Interactivity Foundation

Yes-And: Setting the Tone for the Summer Institute

This posting is the first of series of weekly postings I’ll make in preparation for our 2009 Summer Institute. I’ll be sending similar comments via weekly email–but thought this might be a useful site to encourage more interactive discussion among us all.  In future postings I’ll share some of our thinking about what we do–and why–and about possible connections to the changing world of  higher education.  I’ll also talk about the general program for the Summer Institute.  In this posting I’d like to focus on setting the tone for our interactions.  I’d like to offer some guidance about the kind of attitude that should permeate our work together with the Summer Institute.  This should also be useful guidance to share with your students when they engage in student-centered discussions.

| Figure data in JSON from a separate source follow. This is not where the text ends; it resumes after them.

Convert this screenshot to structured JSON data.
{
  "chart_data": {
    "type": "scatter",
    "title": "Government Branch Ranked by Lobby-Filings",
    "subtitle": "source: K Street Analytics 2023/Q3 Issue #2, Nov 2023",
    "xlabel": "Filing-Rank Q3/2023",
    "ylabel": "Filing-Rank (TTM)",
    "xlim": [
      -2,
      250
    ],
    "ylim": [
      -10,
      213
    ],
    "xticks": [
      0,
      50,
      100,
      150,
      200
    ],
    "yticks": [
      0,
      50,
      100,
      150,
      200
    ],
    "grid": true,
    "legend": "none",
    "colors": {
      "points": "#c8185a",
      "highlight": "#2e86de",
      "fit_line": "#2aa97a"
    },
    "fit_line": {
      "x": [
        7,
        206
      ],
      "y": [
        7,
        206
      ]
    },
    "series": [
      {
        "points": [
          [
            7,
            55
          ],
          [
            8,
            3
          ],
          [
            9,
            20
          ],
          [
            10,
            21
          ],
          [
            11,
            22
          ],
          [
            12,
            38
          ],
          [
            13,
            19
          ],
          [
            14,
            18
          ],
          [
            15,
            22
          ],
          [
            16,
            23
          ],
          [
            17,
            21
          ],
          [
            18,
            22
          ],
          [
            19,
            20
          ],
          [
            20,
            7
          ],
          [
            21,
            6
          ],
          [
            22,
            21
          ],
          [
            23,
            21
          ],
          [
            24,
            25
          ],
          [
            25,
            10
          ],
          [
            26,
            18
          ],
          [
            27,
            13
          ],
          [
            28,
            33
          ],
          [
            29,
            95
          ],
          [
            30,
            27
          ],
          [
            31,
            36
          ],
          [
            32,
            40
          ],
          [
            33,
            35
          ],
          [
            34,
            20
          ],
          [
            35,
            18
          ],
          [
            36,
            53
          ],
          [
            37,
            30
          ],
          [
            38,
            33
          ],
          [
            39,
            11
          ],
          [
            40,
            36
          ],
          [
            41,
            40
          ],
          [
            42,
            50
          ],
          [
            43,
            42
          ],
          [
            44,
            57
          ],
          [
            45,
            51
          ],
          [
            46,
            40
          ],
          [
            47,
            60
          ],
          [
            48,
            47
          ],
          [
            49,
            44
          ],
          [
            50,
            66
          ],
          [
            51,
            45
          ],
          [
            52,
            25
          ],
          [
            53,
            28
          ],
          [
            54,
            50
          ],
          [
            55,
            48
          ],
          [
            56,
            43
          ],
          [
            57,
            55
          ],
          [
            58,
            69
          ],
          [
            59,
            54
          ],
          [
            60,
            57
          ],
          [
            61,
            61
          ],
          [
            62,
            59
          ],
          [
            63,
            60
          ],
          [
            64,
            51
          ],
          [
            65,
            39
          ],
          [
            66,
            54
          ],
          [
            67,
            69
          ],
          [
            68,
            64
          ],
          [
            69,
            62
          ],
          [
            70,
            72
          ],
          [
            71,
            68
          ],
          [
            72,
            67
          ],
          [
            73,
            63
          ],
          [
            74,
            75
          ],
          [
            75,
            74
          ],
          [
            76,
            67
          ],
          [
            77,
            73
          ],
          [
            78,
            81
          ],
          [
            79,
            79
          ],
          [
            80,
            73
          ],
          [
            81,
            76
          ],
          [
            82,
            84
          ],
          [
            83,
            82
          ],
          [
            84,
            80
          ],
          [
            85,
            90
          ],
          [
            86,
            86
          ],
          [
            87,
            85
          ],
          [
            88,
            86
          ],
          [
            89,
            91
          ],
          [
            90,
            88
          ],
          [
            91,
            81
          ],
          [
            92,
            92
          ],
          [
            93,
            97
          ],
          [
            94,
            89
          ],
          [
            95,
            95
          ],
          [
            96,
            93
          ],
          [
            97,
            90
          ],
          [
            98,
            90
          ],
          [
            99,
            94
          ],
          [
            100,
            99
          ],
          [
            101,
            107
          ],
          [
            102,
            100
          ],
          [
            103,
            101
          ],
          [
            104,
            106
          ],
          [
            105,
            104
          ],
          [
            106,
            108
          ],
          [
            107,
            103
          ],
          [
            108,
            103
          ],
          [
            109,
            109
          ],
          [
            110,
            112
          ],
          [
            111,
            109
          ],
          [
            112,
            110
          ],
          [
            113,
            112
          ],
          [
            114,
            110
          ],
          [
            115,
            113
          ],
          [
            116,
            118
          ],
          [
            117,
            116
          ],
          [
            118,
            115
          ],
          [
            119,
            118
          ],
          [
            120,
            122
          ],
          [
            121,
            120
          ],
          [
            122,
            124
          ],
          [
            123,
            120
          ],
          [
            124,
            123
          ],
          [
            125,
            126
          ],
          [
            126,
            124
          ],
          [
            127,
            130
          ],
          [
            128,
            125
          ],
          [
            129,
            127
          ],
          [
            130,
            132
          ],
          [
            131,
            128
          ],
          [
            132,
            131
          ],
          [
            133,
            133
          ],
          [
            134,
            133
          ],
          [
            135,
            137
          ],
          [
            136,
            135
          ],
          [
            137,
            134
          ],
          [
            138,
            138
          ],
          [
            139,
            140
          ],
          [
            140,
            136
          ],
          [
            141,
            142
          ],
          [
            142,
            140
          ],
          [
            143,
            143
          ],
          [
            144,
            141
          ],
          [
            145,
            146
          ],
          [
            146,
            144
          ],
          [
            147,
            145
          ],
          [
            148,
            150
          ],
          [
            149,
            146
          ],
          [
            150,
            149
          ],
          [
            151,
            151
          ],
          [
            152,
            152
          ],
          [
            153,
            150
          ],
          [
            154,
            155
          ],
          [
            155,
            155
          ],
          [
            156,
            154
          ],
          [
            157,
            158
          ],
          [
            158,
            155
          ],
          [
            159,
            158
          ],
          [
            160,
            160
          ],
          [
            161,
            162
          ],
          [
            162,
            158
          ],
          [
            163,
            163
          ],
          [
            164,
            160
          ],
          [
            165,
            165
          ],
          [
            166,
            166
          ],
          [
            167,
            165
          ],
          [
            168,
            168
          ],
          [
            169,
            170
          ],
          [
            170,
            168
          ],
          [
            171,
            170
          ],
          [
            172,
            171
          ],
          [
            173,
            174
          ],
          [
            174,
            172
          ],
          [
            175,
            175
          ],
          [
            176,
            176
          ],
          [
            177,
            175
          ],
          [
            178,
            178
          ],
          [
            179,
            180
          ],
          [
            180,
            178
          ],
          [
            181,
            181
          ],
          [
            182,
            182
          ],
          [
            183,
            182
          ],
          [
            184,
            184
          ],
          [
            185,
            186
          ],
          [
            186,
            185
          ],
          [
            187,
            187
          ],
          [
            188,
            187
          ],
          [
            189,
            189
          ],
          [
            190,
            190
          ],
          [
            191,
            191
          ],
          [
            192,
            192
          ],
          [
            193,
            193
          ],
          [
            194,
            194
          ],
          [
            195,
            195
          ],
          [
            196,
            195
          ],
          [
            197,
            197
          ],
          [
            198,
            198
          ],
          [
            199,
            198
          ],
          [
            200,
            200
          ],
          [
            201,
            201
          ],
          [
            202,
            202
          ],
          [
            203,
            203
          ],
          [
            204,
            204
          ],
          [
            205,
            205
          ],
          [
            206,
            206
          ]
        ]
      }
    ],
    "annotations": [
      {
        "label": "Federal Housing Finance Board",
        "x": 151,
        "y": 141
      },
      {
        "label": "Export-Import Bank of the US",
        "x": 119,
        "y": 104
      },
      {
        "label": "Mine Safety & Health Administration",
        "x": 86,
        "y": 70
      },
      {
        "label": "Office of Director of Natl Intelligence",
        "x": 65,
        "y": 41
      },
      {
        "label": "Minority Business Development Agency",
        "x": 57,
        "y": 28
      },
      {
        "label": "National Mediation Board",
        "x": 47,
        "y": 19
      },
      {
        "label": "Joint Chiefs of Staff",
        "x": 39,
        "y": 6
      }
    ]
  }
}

In our work together, it’s vital to adopt an attitude of  “yes-and,” a spirit of creative generosity and innovation.  This is one way to embody generosity of spirit, a core aspect of our approach to discussions.  Let me share a snippet from Stephen Colbert, who offered this as general advice to the 2006 graduates of Knox College; it is particularly good advice when it comes to thinking about how you should approach our discussions:

So, say “yes.” In fact, say “yes” as often as you can. When I was starting out in Chicago, doing improvisational theatre with Second City and other places, there was really only one rule I was taught about improv. That was, “yes-and.” In this case, “yes-and” is a verb. To “yes-and.” I yes-and, you yes-and, he, she or it yes-ands. And yes-anding means that when you go onstage to improvise a scene with no script, you have no idea what’s going to happen, maybe with someone you’ve never met before. To build a scene, you have to accept. To build anything onstage, you have to accept what the other improviser initiates on stage. They say you’re doctors—you’re doctors. And then, you add to that: We’re doctors and we’re trapped in an ice cave. That’s the “-and.” And then hopefully they “yes-and” you back. You have to keep your eyes open when you do this. You have to be aware of what the other performer is offering you, so that you can agree and add to it. And through these agreements, you can improvise a scene or a one-act play. And because, by following each other’s lead, neither of you are really in control. It’s more of a mutual discovery than a solo adventure. What happens in a scene is often as much a surprise to you as it is to the audience.

(Colbert’s 2006 Knox Commencement Speech )

This attitude lies at the heart of our approach to exploratory and collaborative discussions.  It’ll shape what we do together in the Summer Institute, and it’ll shape what your students do when they engage in student-centered discussions.  When we engage in this kind of generative discussion, we don’t really have a script.  Sure, there is a general structure and an overall arc of development, but we don’t know exactly how things are going to develop or what insights will emerge along the way.  We’ll likely end up at places that are a surprise to us.  Places we’d never likely have found on our own.  We won’t know in advance whether some lines of discussion may lead us astray or whether, by such meandering, we’ll actually come upon important discoveries, discoveries we might never have found without such a detour.  Adopting an attitude of saying “yes-and” will do much to boost the creative potential of our discussions.

In my email I mentioned a section from Malcolm Gladwell’s Blink, where he gives a quick illustration of the importance of the attitude of “yes-and.”  It is from a part of the book on “the Structure of Spontaneity” (pp. 111-117) that is particularly apt for what we’re doing (actually, the whole book sheds a lot of light on the kind of social cognition and thinking that is vital to discussion facilitation).  The section on the Structure of Spontaneity  is quite applicable to what we’ll be doing together.  It might help you in thinking about your approach to our discussions.